– Кристина! Кристина!
– Иду, маменька!
Я сбежала вниз по лестнице, где моя матушка отдавала последние распоряжения. Она была взволнованна и кричала на нерасторопных, по ее мнению, слуг.
– Здесь не дрова, а фарфор, тупица! – всплеснула руками Александра Гавриловна, маменька Кристины. Затем она повернулась к дочери.
– Ступай к экипажу, побудь там с братьями. Не хочу потерять тебя в этой суматохе.
– Хорошо, маменька.
Я отправилась на улицу, где уже стоял наемный экипаж и повозка с самыми ценными вещами. Матушка была уверена, что мы сюда больше не вернемся, и хотела забрать с собой как можно больше вещей.
У повозки распоряжался мой старший брат Георгий. Он всегда такой – очень любит командовать и наводить порядки. Но глупого геройства в нем нет, поэтому когда солдаты убили двух его знакомых офицеров, он ушел в отставку (попросту сбежал).
Хотя ему уже сорок один год, Георг так и не женился. Когда я как-то сказала брату, что ему пора завести детей, он заявил, что завел их уже предостаточно, и вообще он не собирается вешать себе на шею хомут в виде жены.

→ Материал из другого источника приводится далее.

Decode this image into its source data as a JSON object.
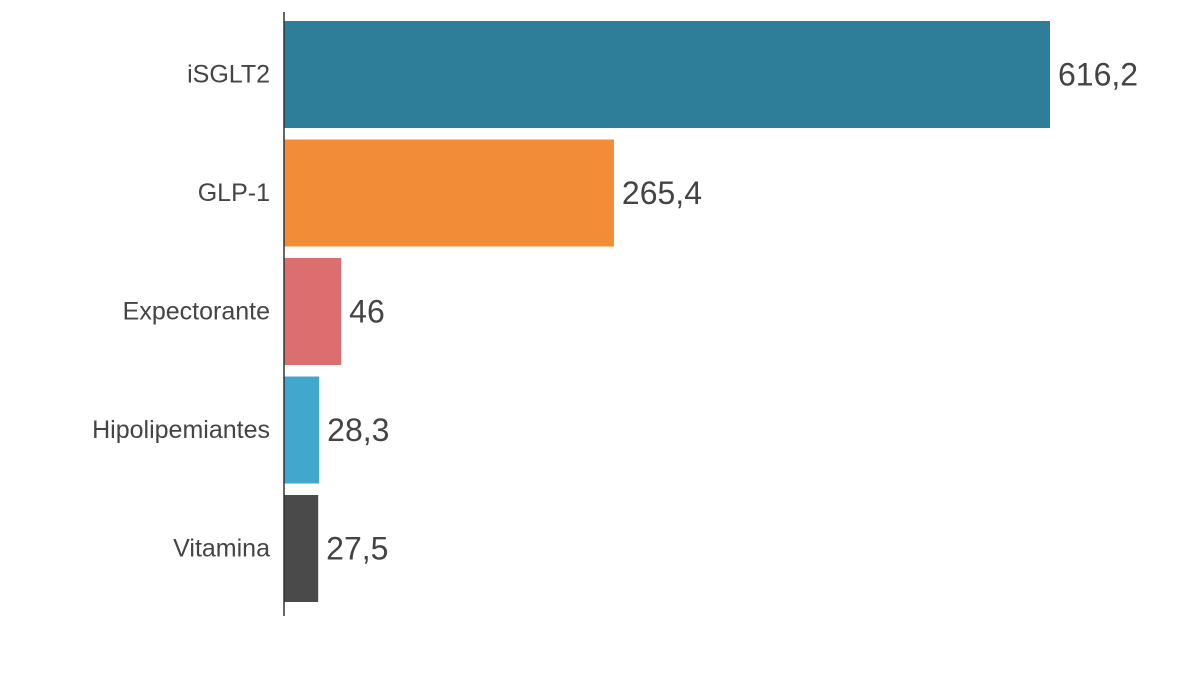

Я его совсем не понимаю. Я бы очень хотела стать женой моего любимого, да только это невозможно…
Моему среднему брату Кириллу двадцать восемь лет. Он уже был женат, в отличии от Георга, но его жена умерла родами, оставив ему сына Арсения.
Сейчас Кирилл снова обручен на дочери маменькиной давней знакомой, и в Париже будет их свадьба (невеста брата тоже эмигрировала во Францию).

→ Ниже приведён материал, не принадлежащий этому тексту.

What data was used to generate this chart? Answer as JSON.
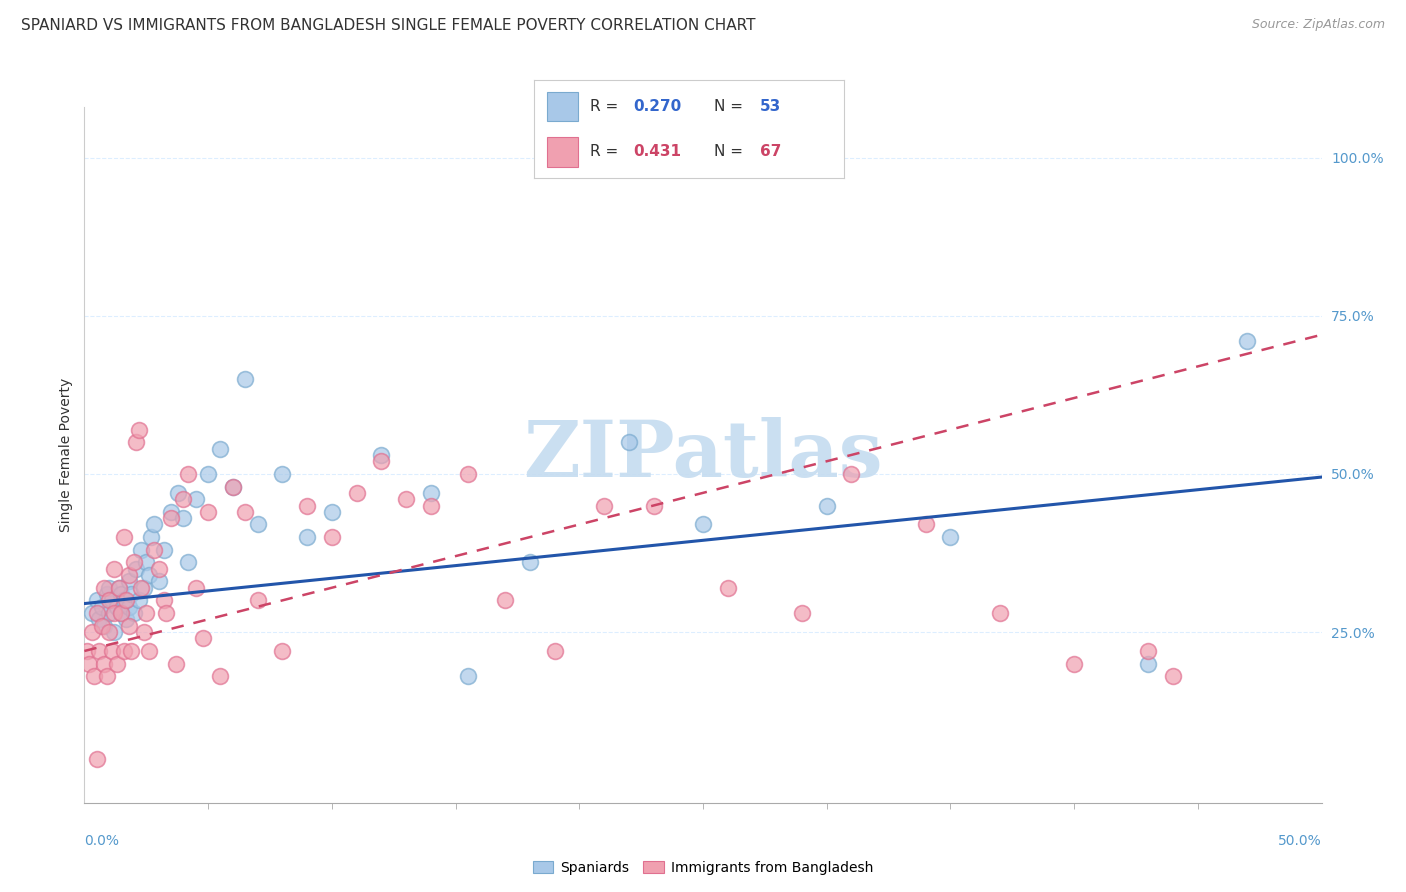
{
  "title": "SPANIARD VS IMMIGRANTS FROM BANGLADESH SINGLE FEMALE POVERTY CORRELATION CHART",
  "source": "Source: ZipAtlas.com",
  "ylabel": "Single Female Poverty",
  "ytick_labels": [
    "100.0%",
    "75.0%",
    "50.0%",
    "25.0%"
  ],
  "ytick_values": [
    1.0,
    0.75,
    0.5,
    0.25
  ],
  "xlim": [
    0.0,
    0.5
  ],
  "ylim": [
    -0.02,
    1.08
  ],
  "legend_blue_r": "0.270",
  "legend_blue_n": "53",
  "legend_pink_r": "0.431",
  "legend_pink_n": "67",
  "legend_label_blue": "Spaniards",
  "legend_label_pink": "Immigrants from Bangladesh",
  "blue_color": "#A8C8E8",
  "pink_color": "#F0A0B0",
  "blue_scatter_edge": "#7AAACF",
  "pink_scatter_edge": "#E07090",
  "blue_line_color": "#2255AA",
  "pink_line_color": "#CC4466",
  "watermark": "ZIPatlas",
  "watermark_color": "#C5DCF0",
  "grid_color": "#DDEEFF",
  "tick_color": "#5599CC",
  "blue_scatter_x": [
    0.003,
    0.005,
    0.006,
    0.007,
    0.008,
    0.009,
    0.01,
    0.01,
    0.011,
    0.012,
    0.013,
    0.014,
    0.015,
    0.015,
    0.016,
    0.017,
    0.018,
    0.018,
    0.019,
    0.02,
    0.021,
    0.022,
    0.023,
    0.024,
    0.025,
    0.026,
    0.027,
    0.028,
    0.03,
    0.032,
    0.035,
    0.038,
    0.04,
    0.042,
    0.045,
    0.05,
    0.055,
    0.06,
    0.065,
    0.07,
    0.08,
    0.09,
    0.1,
    0.12,
    0.14,
    0.155,
    0.18,
    0.22,
    0.25,
    0.3,
    0.35,
    0.43,
    0.47
  ],
  "blue_scatter_y": [
    0.28,
    0.3,
    0.27,
    0.29,
    0.26,
    0.31,
    0.28,
    0.32,
    0.3,
    0.25,
    0.29,
    0.32,
    0.28,
    0.31,
    0.3,
    0.27,
    0.29,
    0.33,
    0.31,
    0.28,
    0.35,
    0.3,
    0.38,
    0.32,
    0.36,
    0.34,
    0.4,
    0.42,
    0.33,
    0.38,
    0.44,
    0.47,
    0.43,
    0.36,
    0.46,
    0.5,
    0.54,
    0.48,
    0.65,
    0.42,
    0.5,
    0.4,
    0.44,
    0.53,
    0.47,
    0.18,
    0.36,
    0.55,
    0.42,
    0.45,
    0.4,
    0.2,
    0.71
  ],
  "pink_scatter_x": [
    0.001,
    0.002,
    0.003,
    0.004,
    0.005,
    0.005,
    0.006,
    0.007,
    0.008,
    0.008,
    0.009,
    0.01,
    0.01,
    0.011,
    0.012,
    0.012,
    0.013,
    0.014,
    0.015,
    0.016,
    0.016,
    0.017,
    0.018,
    0.018,
    0.019,
    0.02,
    0.021,
    0.022,
    0.023,
    0.024,
    0.025,
    0.026,
    0.028,
    0.03,
    0.032,
    0.033,
    0.035,
    0.037,
    0.04,
    0.042,
    0.045,
    0.048,
    0.05,
    0.055,
    0.06,
    0.065,
    0.07,
    0.08,
    0.09,
    0.1,
    0.11,
    0.12,
    0.13,
    0.14,
    0.155,
    0.17,
    0.19,
    0.21,
    0.23,
    0.26,
    0.29,
    0.31,
    0.34,
    0.37,
    0.4,
    0.43,
    0.44
  ],
  "pink_scatter_y": [
    0.22,
    0.2,
    0.25,
    0.18,
    0.28,
    0.05,
    0.22,
    0.26,
    0.2,
    0.32,
    0.18,
    0.3,
    0.25,
    0.22,
    0.28,
    0.35,
    0.2,
    0.32,
    0.28,
    0.22,
    0.4,
    0.3,
    0.26,
    0.34,
    0.22,
    0.36,
    0.55,
    0.57,
    0.32,
    0.25,
    0.28,
    0.22,
    0.38,
    0.35,
    0.3,
    0.28,
    0.43,
    0.2,
    0.46,
    0.5,
    0.32,
    0.24,
    0.44,
    0.18,
    0.48,
    0.44,
    0.3,
    0.22,
    0.45,
    0.4,
    0.47,
    0.52,
    0.46,
    0.45,
    0.5,
    0.3,
    0.22,
    0.45,
    0.45,
    0.32,
    0.28,
    0.5,
    0.42,
    0.28,
    0.2,
    0.22,
    0.18
  ],
  "blue_trendline_x": [
    0.0,
    0.5
  ],
  "blue_trendline_y": [
    0.295,
    0.495
  ],
  "pink_trendline_x": [
    0.0,
    0.5
  ],
  "pink_trendline_y": [
    0.22,
    0.72
  ],
  "title_fontsize": 11,
  "axis_label_fontsize": 10,
  "tick_fontsize": 10,
  "legend_fontsize": 11
}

А я… я – самая младшая в семье, но не самая избалованная, к счастью.
Мне уже семнадцать лет, и я считаюсь признанной красавицей. Наверное, дело в том, что белокурые девушки никогда не выйдут из моды.
Мне посвящали глупые стихи, в которых сравнивали мои волосы с луной, а глаза – с расплавленным железом. После этого я долго смотрела в зеркало и пыталась понять, неужели мои глаза действительно такого цвета. Ну конечно же нет.
Сама я предпочитаю считать их темно-серыми.
Кирилл считает меня легкомысленной, но это совсем не так. Он совсем ничего не знает о том, что я уже вот почти как восемь месяцев страстно люблю одного человека…
Этого секрета я не рассказывала никому, даже лучшей подруге. Я уверена, что меня стали бы осуждать, ведь он женат и намного старше меня.
Но мой любимый всегда был честен со мной и не скрывал от меня своего семейного положения.
Мы познакомились случайно, на улице, в январе одна тысяча девятьсот семнадцатого года. Мне было шестнадцать лет. Матушка тогда тяжело болела, и меня на время отпустили из Смольного. Я сидела у ее кровати и молилась, чтобы маменька выздоровела.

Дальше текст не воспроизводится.